The lions aside, I think I’m starting to find new beginnings enjoyable. No one knows you. You can be anyone in that first period, before you grow weary and start to let your mask fall off, slowly. I remember my manager telling me that “people like [me]” there, and that’s why they wanted to have me back, and another that I “had a fun aura”, which I found hilarious. Although I’m usually not exactly good at it, it can be fun to play the chameleon in the beginning. 


Because of many more working hours, my freedom is restricted now. I try to use it wisely: reading, writing, running, and sleeping. It was only a month or so ago when I thought I’d claw out my own brain out of boredom because I had nothing but freedom. You know those questions that start something like: “If you had a year to do one thing…”? I’d probably do nothing. My days off feel productive now; I’ll have errands I saved up until that day, I use them to be creative, even lounging in bed and spending the entire day in my pajamas feels purposeful. 


Another aspect of moving back home is the sense of permanence. Some weeks ago, I bought a new plant. I haven’t had one in what feels so long. I want another one already.


I listen to Hozier and bake cinnamon buns. I crochet scarves for the coming fall. I read my books in bed. I visit my grandmother. I water my plants. And it doesn’t feel so useless anymore. I think this feels like breathing, finally. 


The other day, I was in a good mood the entire day. I joked around at work, sang in the car on the way home, and when I went to bed, I fell into a dreamless sleep. I didn’t lay for hours, thinking about the day after, or some impending doom waiting for me somewhere in the future. Is this what it feels like to be a normal person, living a normal life? I still feel anxiety,  it manifests in other things now, but it is wonderfully limited lately.

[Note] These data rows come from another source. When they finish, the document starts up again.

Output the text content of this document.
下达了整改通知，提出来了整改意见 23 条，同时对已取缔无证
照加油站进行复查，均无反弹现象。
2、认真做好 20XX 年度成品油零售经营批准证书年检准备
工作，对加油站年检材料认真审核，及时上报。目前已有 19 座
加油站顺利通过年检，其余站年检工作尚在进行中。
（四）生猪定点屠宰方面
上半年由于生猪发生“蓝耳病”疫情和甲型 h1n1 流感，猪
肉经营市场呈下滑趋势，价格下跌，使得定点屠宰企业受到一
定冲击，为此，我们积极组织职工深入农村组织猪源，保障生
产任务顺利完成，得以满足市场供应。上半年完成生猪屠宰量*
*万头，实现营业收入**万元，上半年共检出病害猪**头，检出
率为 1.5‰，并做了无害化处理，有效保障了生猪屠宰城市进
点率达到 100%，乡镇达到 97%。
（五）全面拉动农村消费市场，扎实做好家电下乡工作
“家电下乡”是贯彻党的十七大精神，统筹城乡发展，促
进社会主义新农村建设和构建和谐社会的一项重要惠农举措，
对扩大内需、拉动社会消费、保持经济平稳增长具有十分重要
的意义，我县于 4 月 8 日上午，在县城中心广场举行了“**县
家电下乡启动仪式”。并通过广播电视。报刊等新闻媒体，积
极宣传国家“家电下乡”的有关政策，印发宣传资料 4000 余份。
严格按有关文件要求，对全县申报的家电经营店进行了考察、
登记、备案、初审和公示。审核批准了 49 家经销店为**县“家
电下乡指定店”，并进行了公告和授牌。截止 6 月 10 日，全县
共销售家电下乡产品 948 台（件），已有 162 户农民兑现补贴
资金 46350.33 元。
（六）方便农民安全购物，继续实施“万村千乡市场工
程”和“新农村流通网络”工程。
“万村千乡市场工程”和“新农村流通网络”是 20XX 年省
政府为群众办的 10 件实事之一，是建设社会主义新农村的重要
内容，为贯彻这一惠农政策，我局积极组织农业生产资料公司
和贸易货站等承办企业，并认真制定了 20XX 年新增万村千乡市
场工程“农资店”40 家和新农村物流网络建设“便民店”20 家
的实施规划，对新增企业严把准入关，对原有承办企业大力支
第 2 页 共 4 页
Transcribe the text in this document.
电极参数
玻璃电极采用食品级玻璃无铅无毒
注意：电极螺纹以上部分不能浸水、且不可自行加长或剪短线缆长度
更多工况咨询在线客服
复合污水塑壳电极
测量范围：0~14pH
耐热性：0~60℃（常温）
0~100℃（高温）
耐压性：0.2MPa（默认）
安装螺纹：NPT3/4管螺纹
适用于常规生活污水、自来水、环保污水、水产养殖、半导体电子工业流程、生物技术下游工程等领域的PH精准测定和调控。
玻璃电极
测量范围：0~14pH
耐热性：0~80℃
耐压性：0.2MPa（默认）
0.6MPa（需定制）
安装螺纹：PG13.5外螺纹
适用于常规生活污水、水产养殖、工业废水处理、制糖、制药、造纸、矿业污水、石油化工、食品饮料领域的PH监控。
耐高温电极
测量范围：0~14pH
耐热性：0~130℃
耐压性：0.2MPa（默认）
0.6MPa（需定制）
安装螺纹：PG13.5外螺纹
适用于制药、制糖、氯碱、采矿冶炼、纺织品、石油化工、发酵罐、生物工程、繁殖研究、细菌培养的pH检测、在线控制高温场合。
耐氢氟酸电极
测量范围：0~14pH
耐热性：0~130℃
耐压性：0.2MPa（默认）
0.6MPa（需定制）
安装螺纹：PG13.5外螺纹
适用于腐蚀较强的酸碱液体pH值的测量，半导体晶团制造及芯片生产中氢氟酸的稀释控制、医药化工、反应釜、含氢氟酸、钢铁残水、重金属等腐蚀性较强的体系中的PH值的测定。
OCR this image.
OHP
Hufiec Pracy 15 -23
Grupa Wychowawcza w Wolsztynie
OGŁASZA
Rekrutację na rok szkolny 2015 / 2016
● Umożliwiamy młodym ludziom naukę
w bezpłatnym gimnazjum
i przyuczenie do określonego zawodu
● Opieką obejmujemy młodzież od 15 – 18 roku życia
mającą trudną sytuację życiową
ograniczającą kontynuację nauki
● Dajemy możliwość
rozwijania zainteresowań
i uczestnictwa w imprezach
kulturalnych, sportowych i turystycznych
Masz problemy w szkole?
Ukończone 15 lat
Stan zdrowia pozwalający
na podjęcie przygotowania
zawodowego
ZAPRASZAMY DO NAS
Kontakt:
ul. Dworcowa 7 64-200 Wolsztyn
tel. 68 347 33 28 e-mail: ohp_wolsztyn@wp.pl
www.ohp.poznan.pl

You might be thinking, well, why do you want to leave, then?


I don’t, really.


I think I will cross both my fingers behind my back and reject the job offer in Norway if they give it to me. Shut my eyes tight and hope that it was the right decision to stay here, in shelter. That I won’t grow bored of it come November. But in all honesty, if there is anything I have learned from the last few years, it’s that I’ll always find a way to squeeze myself into paths of new opportunities if I want them, and then convince myself that it was all some strange coincidence.